Patrick and Ellen Topolski divorced in 1995. Patrick had a pension. For reasons that are not apparent, rather than dividing the pension via a Qualified Domestic Relations Order (QDRO), they agreed that Ellen would receive $912.88 per month from Patrick’s retirement benefits when payments commenced.
A few years later, however, Patrick suffered a series of strokes and became unable to work. In 2001, he began receiving $2,348 in “monthly benefits” in lieu of income. For some reason, Ellen felt she was entitled to a portion of the benefits and, again for reasons which are not apparent, the circuit court agreed, finding Patrick in contempt. One can only imagine Patrick’s surprise at being held in contempt for not obeying an order that was not supposed to go into effect for a number of years.
The District II Court of Appeals reversed, concluding that the payment was not a retirement benefit but instead a disability benefit and was not subject to the property division agreement.
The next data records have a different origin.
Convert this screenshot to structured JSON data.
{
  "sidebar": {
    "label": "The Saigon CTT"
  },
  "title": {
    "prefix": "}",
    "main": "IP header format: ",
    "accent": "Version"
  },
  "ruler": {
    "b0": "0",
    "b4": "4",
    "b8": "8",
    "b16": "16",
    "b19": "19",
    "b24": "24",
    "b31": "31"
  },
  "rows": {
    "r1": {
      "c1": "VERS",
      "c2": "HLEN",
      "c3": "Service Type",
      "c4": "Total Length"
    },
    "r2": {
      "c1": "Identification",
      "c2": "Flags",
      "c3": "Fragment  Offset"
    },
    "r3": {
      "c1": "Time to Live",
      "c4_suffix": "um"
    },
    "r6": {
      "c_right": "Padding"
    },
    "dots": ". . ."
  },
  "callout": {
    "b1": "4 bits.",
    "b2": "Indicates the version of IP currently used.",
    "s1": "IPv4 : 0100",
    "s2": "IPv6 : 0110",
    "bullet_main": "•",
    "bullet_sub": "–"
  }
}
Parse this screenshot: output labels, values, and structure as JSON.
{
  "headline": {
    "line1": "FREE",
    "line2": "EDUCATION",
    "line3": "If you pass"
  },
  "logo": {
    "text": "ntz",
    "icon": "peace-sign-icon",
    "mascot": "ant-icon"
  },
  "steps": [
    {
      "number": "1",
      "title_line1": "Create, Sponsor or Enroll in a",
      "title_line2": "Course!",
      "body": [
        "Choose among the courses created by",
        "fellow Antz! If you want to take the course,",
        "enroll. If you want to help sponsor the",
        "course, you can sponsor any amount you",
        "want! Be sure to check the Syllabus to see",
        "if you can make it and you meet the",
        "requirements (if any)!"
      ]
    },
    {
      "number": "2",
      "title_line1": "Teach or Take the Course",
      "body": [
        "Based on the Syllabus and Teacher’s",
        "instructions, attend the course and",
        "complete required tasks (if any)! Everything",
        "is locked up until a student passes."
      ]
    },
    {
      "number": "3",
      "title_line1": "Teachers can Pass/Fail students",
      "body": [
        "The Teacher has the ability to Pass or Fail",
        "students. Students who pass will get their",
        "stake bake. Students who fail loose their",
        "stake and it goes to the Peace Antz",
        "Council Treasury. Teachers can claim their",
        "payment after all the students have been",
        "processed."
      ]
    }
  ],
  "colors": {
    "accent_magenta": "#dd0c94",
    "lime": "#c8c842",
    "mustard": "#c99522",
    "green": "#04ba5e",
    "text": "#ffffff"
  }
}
Therefore, Patrick was not in contempt.
We are left with a number of questions, none of which is answered by the appellate decision:
1. Why didn’t the trial court simply divide Patrick’s retirement via a QDRO?
2. When the Court of Appeals wrote, “[N]either party received maintenance,” does that mean it was denied or held open? (Yes, it does matter).
3. How much was the retirement benefit Patrick was to receive?
4. How common does the Supreme Court think this type of fact pattern is?
I can answer the last question: not very common. Hopefully, the justices will not seek to use this case to make some larger point to affect cases whose fact patterns differ greatly. And, if not, it would be nice if they would let us know why they are spending their resources on a strange case with a unique fact situation.